If you accidentally write a check when there is not enough money in your account to cover it, overdraft protection can kick in to cover the amount and basically save you from a bounced check. But overdraft protection can be a bad idea, especially when you are being charged a bundle for the service.
Of course, you never want to bounce a check, but it makes more sense to skip the bank provided overdraft protection, and instead build in your own system of protection. Why? Well, the fees for overdraft protection are quite steep.
Usually, your overdraft is covered by a linked overdraft bank account that will cover the money. When overdraft protection kicks in, the money is transferred from that account automatically, and the bank will charge you an average of $35 for the transfer. Per transfer. So, if you overdraft on three checks, you will pay a separate fee for each one, even if they occur at the same time. Since the bank considers the overdraft a loan, it will charge you interest on the overdraft amount. Some banks go one step further. If you fail to pay the overdraft and the fees within five days, you’ll be hit with a second overdraft fee of $35. $70, plus interest, plus coverage for the overdraft. Whew. Expensive.

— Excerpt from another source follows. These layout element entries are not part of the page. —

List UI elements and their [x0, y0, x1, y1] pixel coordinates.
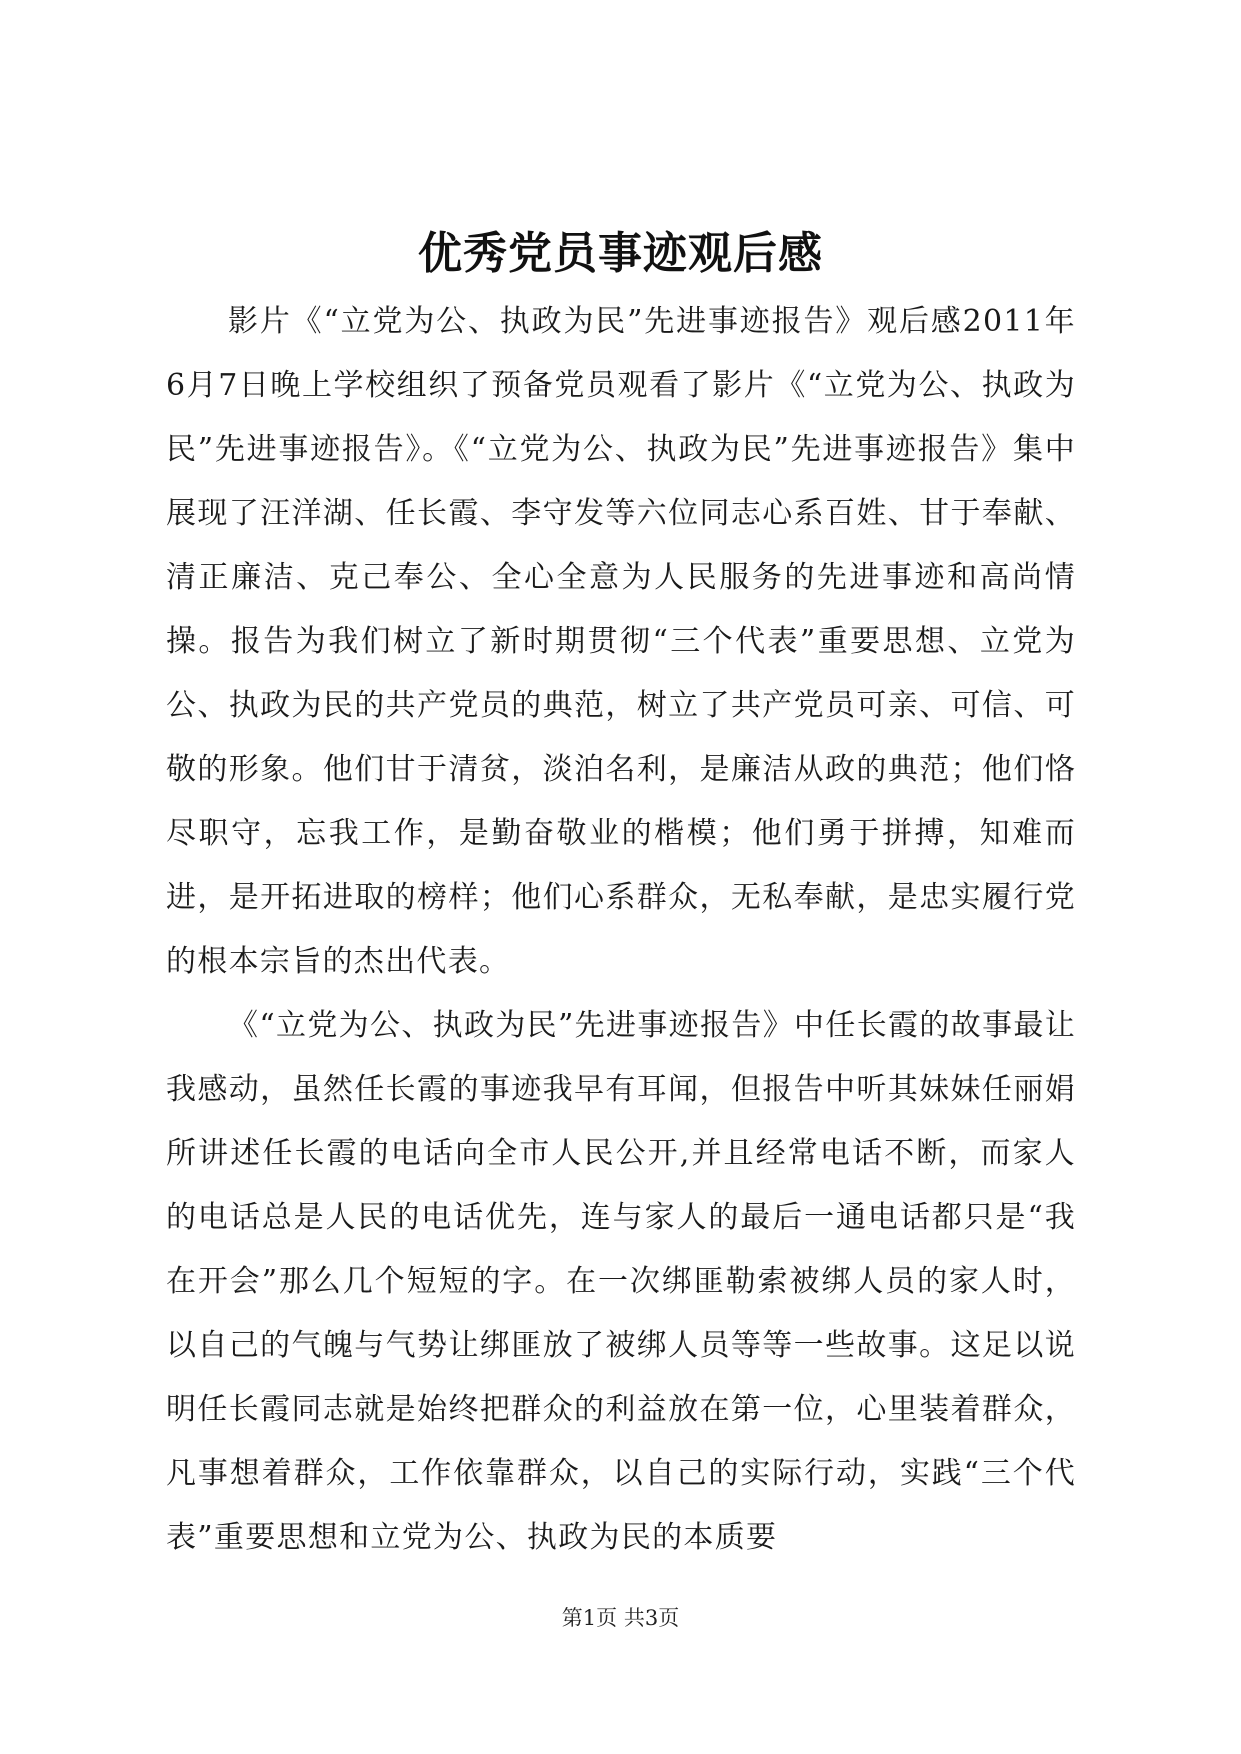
page-number-footer: 第1页 共3页: [561, 1606, 680, 1630]
paragraph-2: 《“立党为公、执政为民”先进事迹报告》中任长霞的故事最让我感动，虽然任长霞的事迹我早有耳闻，但报告中听其妹妹任丽娟所讲述任长霞的电话向全市人民公开,并且经常电话不断，而家人的电话总是人民的电话优先，连与家人的最后一通电话都只是“我在开会”那么几个短短的字。在一次绑匪勒索被绑人员的家人时，以自己的气魄与气势让绑匪放了被绑人员等等一些故事。这足以说明任长霞同志就是始终把群众的利益放在第一位，心里装着群众，凡事想着群众，工作依靠群众，以自己的实际行动，实践“三个代表”重要思想和立党为公、执政为民的本质要: [166, 1008, 1076, 1555]
document-body: [166, 290, 1076, 1570]
paragraph-1: 影片《“立党为公、执政为民”先进事迹报告》观后感2011年6月7日晚上学校组织了预备党员观看了影片《“立党为公、执政为民”先进事迹报告》。《“立党为公、执政为民”先进事迹报告》集中展现了汪洋湖、任长霞、李守发等六位同志心系百姓、甘于奉献、清正廉洁、克己奉公、全心全意为人民服务的先进事迹和高尚情操。报告为我们树立了新时期贯彻“三个代表”重要思想、立党为公、执政为民的共产党员的典范，树立了共产党员可亲、可信、可敬的形象。他们甘于清贫，淡泊名利，是廉洁从政的典范；他们恪尽职守，忘我工作，是勤奋敬业的楷模；他们勇于拼搏，知难而进，是开拓进取的榜样；他们心系群众，无私奉献，是忠实履行党的根本宗旨的杰出代表。: [166, 304, 1076, 979]
document-title: 优秀党员事迹观后感: [418, 228, 823, 279]
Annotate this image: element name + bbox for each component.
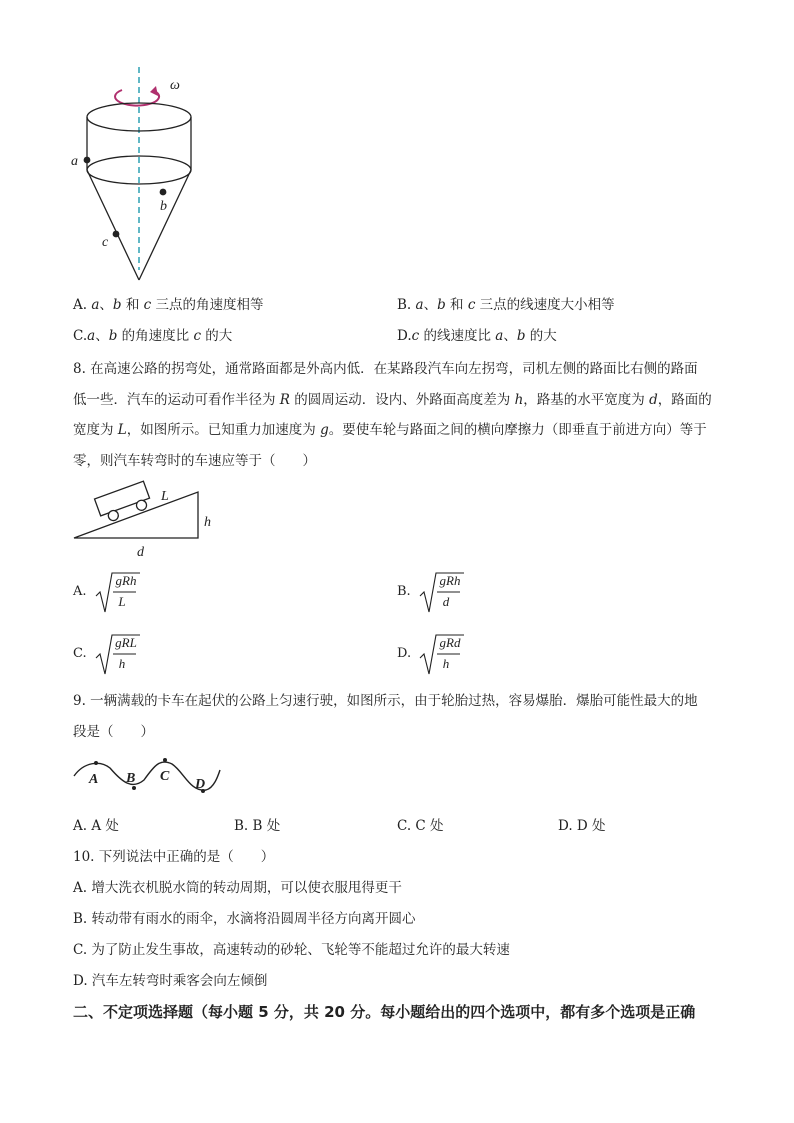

Keeping an eye on your accounts and expenses is the best way to prevent a problem, of course, but if you are nervous, there are a couple of steps that you can take to eliminate the expensive overdraft protection service while still being covered. You can build in an extra cushion of money that you pretend isn’t there. This way if you write a check before an automatic deposit kicks in, you’ll be covered. You can also take advantage of the low balance alerts that many banks provide for free.
Since many bank accounts automatically came with overdraft protection services and the extra fees, it pays to take a look at your accounts carefully, to see if overdraft protection is engaged.